Here are a few other flavor combinations that are great for fried chicken:

SPICED MUSTARD
1 tablespoon ground mustard
4 teaspoons OLD BAY seasoning
flour
buttermilk
2-3 teaspoon Frank’s hot sauce

  • Add dry seasoning to dredge mixture.
  • Add hot sauce to buttermilk.
  • Coat chicken pieces with buttermilk mixture for several hours.
  • Drain chicken pieces, dredge through flour mixture and fry as normal.

LEMON PEPPER
1 teaspoon fresh ground black pepper
Fresh ground Himalayan pink salt
Zest from 1 lemon
4 cloves garlic, minced
Juice from 1 lemon
flour
buttermilk

  • Add dry seasoning to dredge mixture.
  • Add garlic, zest and lemon juice to buttermilk.
  • Coat chicken pieces with buttermilk mixture for several hours.
  • Drain chicken pieces, dredge through flour mixture and fry as normal.

    BBQ CARROTS
    1 bag baby carrots
    2/3 cup favorite BBQ sauce
    1/4 cup honey

    • Steam or boil carrots until tender.
    • Whisk together the honey and BBQ sauce.
    • Heat sauce mixture for 30-45 seconds on high in the microwave.
    • Toss together and serve.

      AZTEC CHICKEN

      AZTEC CHICKEN
      1 chicken breast per person
      1 slice thin tavern ham per person
      1 thin slice mozzarella or provolone cheese per person
      2-3 pieces sun dried tomatoes, drained of oil
      3 tablespoons Taco Bell mild sauce
      1/2 teaspoon Italian seasoning per person
      egg wash
      flour for dredging
      Panko crumbs, finely ground
      1 tablespoon butter per breast
      Salt & Pepper to taste

      • Preheat oven to 350 degrees.
      • Spray baking dish with non-stick cooking spray.
      • Flatten chicken breasts to 1/4 inch thickness.  I place them between 2 sheets of wax paper and use a rolling pin.
      • Salt and pepper each breast.
      • Spread a layer of ham and then cheese.
      • Sprinkle with Italian seasoning and place several tomato pieces on top.
      • Begin with smallest edge and begin rolling.
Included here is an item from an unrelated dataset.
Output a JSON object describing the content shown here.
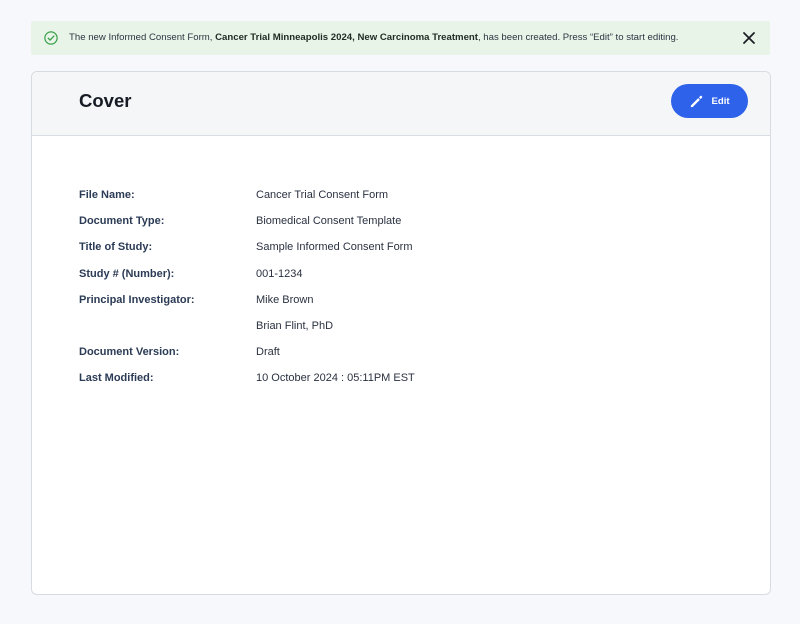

Secure with a cooking band.
      • Roll chicken bundle in egg wash.
      • Mix together flour and Panko crumbs,
      • Dredge chicken bundle first in egg wash and then in Panko mixture.
      • Heat a small amount of oil in a skillet and lightly brown chicken bundles before placing them in a baking dish.
      • Sprinkle with lemon juice and melted butter.
      • Bake 20-35 minutes until chicken is cooked through.

      SAUCE
      1/2 cup sun dried tomatoes, drained of oil
      2 cloves garlic, minced
      Juice of 1 lemon
      3 tablespoons butter
      1/2 cup heavy cream
      1 tablespoons Wondra

      • In a small food processor chop sun dried tomatoes, taco sauce, garlic and lemon juice until well blended.
      • In a small sauce pan melt butter over medium high heat.
      • Whisk in flour until golden.
      • Add cream, blending until smooth.
      • Bring to a SLOW boil and reduce eat to a simmer.
      • Whisk in tomato mixture and heat through to desired consistency.